The reason nuts make such a good pre-workout snack is that they’re full of both protein and healthy fats, which help give you sustained energy that will last for the entire Pure Barre class. However, be sure not to eat too many nuts and give yourself at least a half-hour to digest, because any food that contains fat and protein can sit heavy in your stomach.

Bananas:

Bananas are one of the best pre-workout snacks for any type of workout. They’re packed with natural sugar, which converts to carbohydrates and will help give you quick energy boost. Normally, sugars won’t provide you with enough energy to last the length of a full Pure Barre class, but bananas also contain a significant amount of fiber, which helps you sustain energy and keeps you from getting hungry during a workout. In addition, bananas are an excellent source of potassium, which is lost when we sweat, so they can help keep your potassium levels up during intense workouts like Pure Barre.

Plain Yogurt:

Yogurt is an excellent pre-workout snack because it has both protein and carbohydrates in an easily digestible form. Yogurt is also full of probiotics, which boost digestive health and are potentially linked to increased fat-burning capabilities, so yogurt is an especially good pre-workout snack if you’re trying to lose weight. However, you’ll want to stay away from sweetened yogurts, as the extra sugar can make your energy levels crash faster.

Fresh Juice:

Many people don’t have much of an appetite for food when they first wake up, so if you attend Pure Barre classes in the morning and don’t want to eat beforehand, try making your own juice if you have a juicer available. Commercial juices and sports drinks tend to be loaded with added sugars and artificial dyes, but freshly-squeezed juice can give you quick energy from natural sugar and vitamins.

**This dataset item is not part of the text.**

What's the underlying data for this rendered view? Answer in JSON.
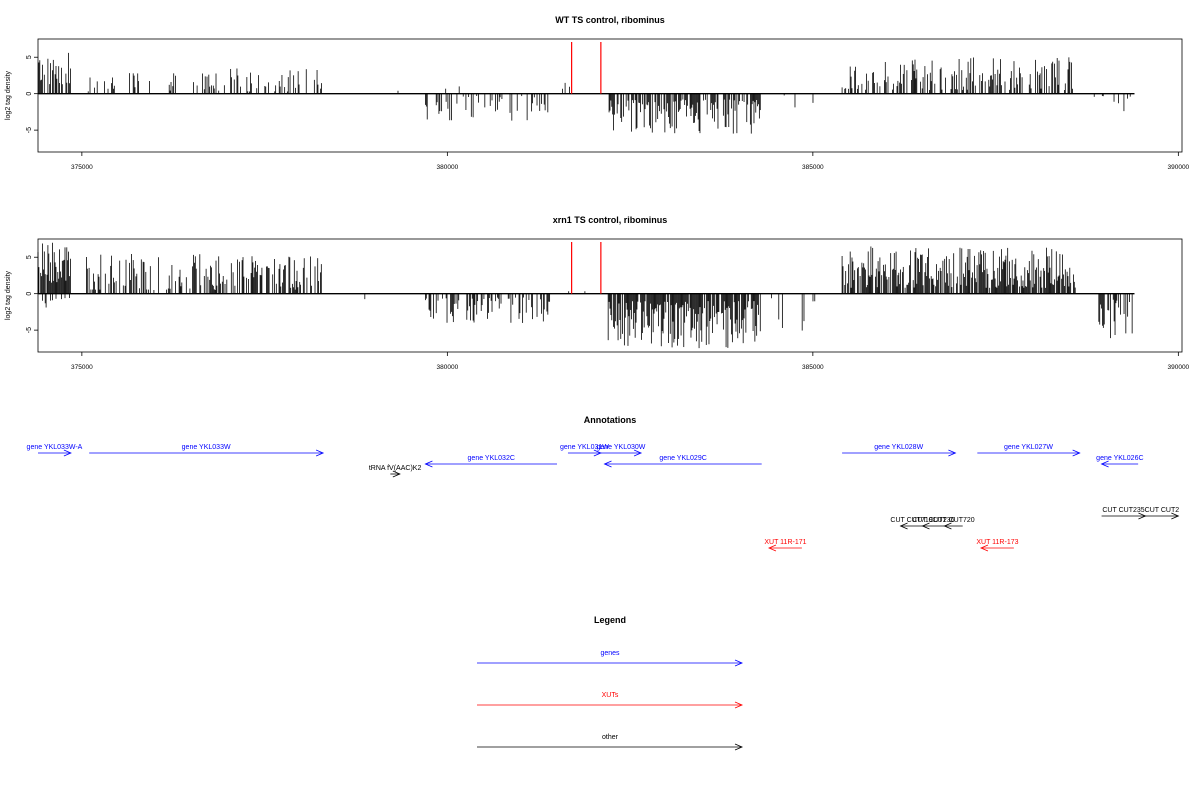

For best results, include more vegetables than fruit in your juice to prevent yourself from consuming too much sugar.

Eggs:

Eggs are one of the best natural sources of protein, which makes them perfect for a quick snack before a Pure Barre class. If you’re worried about having time to cook the eggs before your class, make hard-boiled eggs in advance the day before and grab an egg or two on your way to class.